A surpresa veio dias depois, com a ligação de Larissa Roso, jornalista e colega de Coimbra, avisando que o colunista havia falado sobre seu livro. "Me emociono cada vez que lembro que ele não está mais aqui. Ele não tem noção do que fez para mim, coisa de irmão mesmo." Depois de algumas aparições na coluna, conseguiu aprovação de uma editora. Já em 2009, lançou 'Olhos Verdes', história de quando teve o coração arrebatado por uma colega de trabalho com quem tinha "um rolo", mas era maltratado. "Ela ficou sabendo que foi citada na coluna e me ligou. Resultado? Nos acertamos e ficamos juntos por um tempo." No momento, três projetos de livros estão no papel. Um sobre ciúmes, outro sobre como se tornou jornalista e a biografia de um cantor de heavy metal brasileiro, que ainda não pode revelar o nome. 

Um VJ gaúcho

Se a MTV Brasil ainda contasse com um time de VJs, Chico, com certeza, poderia estar entre eles.
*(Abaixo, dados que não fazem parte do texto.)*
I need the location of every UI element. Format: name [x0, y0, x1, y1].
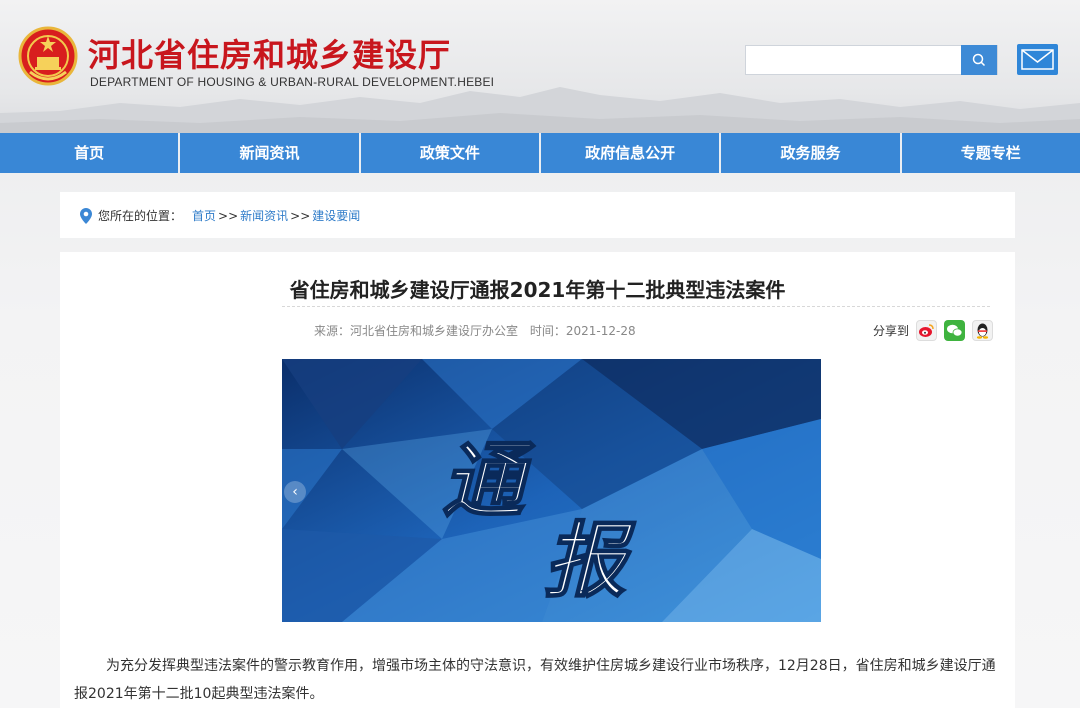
breadcrumb-label: 您所在的位置：: [98, 209, 183, 223]
banner-graphic: 通 报: [282, 359, 821, 622]
qq-icon[interactable]: [972, 320, 994, 341]
nav-item-home[interactable]: 首页: [0, 133, 181, 173]
breadcrumb-separator: >>: [290, 208, 311, 223]
mail-icon: [1021, 49, 1054, 70]
share-label: 分享到: [873, 324, 910, 338]
nav-item-news[interactable]: 新闻资讯: [180, 133, 361, 173]
search-button[interactable]: [961, 45, 997, 75]
site-header: 河北省住房和城乡建设厅 DEPARTMENT OF HOUSING & URBA…: [0, 0, 1080, 133]
banner-title-char-2: 报: [544, 514, 636, 609]
title-divider: [282, 306, 990, 307]
share-bar: 分享到: [873, 320, 994, 341]
article-panel: 省住房和城乡建设厅通报2021年第十二批典型违法案件 来源：河北省住房和城乡建设…: [60, 252, 1015, 708]
banner-title-char-1: 通: [442, 434, 535, 529]
article-banner-image: 通 报 ‹: [282, 359, 821, 622]
search-input[interactable]: [746, 46, 964, 74]
carousel-prev-button[interactable]: ‹: [284, 481, 306, 503]
nav-item-special-topics[interactable]: 专题专栏: [902, 133, 1080, 173]
breadcrumb-construction-news[interactable]: 建设要闻: [312, 207, 360, 224]
location-pin-icon: [80, 207, 92, 224]
breadcrumb-news[interactable]: 新闻资讯: [240, 207, 288, 224]
mail-button[interactable]: [1017, 44, 1058, 75]
search-icon: [972, 53, 986, 67]
breadcrumb-separator: >>: [218, 208, 239, 223]
breadcrumb: 您所在的位置： 首页 >> 新闻资讯 >> 建设要闻: [80, 207, 360, 224]
weibo-icon[interactable]: [916, 320, 938, 341]
breadcrumb-panel: 您所在的位置： 首页 >> 新闻资讯 >> 建设要闻: [60, 192, 1015, 238]
main-nav: 首页 新闻资讯 政策文件 政府信息公开 政务服务 专题专栏: [0, 133, 1080, 173]
national-emblem-icon: [18, 26, 78, 86]
article-meta: 来源：河北省住房和城乡建设厅办公室 时间：2021-12-28: [314, 322, 644, 339]
nav-item-gov-info[interactable]: 政府信息公开: [541, 133, 722, 173]
site-title-english: DEPARTMENT OF HOUSING & URBAN-RURAL DEVE…: [90, 75, 495, 89]
nav-item-gov-services[interactable]: 政务服务: [721, 133, 902, 173]
nav-item-policy[interactable]: 政策文件: [361, 133, 541, 173]
article-time: 时间：2021-12-28: [529, 324, 636, 338]
wechat-icon[interactable]: [944, 320, 966, 341]
article-body-paragraph: 为充分发挥典型违法案件的警示教育作用，增强市场主体的守法意识，有效维护住房城乡建…: [74, 658, 996, 702]
article-source: 来源：河北省住房和城乡建设厅办公室: [314, 324, 519, 338]
article-title: 省住房和城乡建设厅通报2021年第十二批典型违法案件: [289, 278, 786, 302]
search-box: [745, 45, 998, 75]
site-title: 河北省住房和城乡建设厅: [88, 36, 452, 74]
breadcrumb-home[interactable]: 首页: [192, 207, 216, 224]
Como uma versão gaúcha do apresentador Gastão Moreira, o jornalista respira música, mas o rock'n'roll é, disparado, o gênero preferido. Cresceu ao som das bandinhas alemãs e bolero, estilos escolhidos pelo pai, mas queria achar um som para chamar de seu. O estalo veio quando viu os Rolling Stones na TV. "Me encantei com o balanço do Mick Jagger e o cigarro na ponta da boca do Keith Richards." No colégio, foi apresentado por colegas, que contavam com os ensinamentos dos irmãos mais velhos, conheceu bandas como Pink Floyd, Kiss e Black Sabbath e se apaixonou. Quem não aprovava muito esse gosto era o seu Francisco, que dizia ser "coisa de maconheiro".

A paixão se transformou em uma coleção de discos de vinil e CDs, que, por sua vez, serviram de inspiração para a criação do programa Chicoteca, no canal do YouTube do Correio do Povo. Na atração, o roqueiro discorre sobre a história de uma das suas relíquias. Na versão digital do jornal, além da coluna cultural, mantém o Cena Rock, espaço onde apoia o trabalho de bandas gaúchas. E foi com esse espírito solidário e acolhedor que Chico construiu a carreira e cultivou grandes amizades. Sobre o futuro, diz não ter o costume de planejar; no entanto, carrega consigo a certeza de que jamais abandonará o universo cultural. Entre os sonhos, está viajar para Paris, mas, para isso, sabe que tem que fazer o sacrifício de gastar menos com livros. 

Assim como um bon-vivant, Chico termina esta divertida conversa com um largo sorriso dizendo: "O que mais desejo é continuar escrevendo, absorvendo cultura de todos os lados, acompanhado, é claro, de uma boa taça de vinho".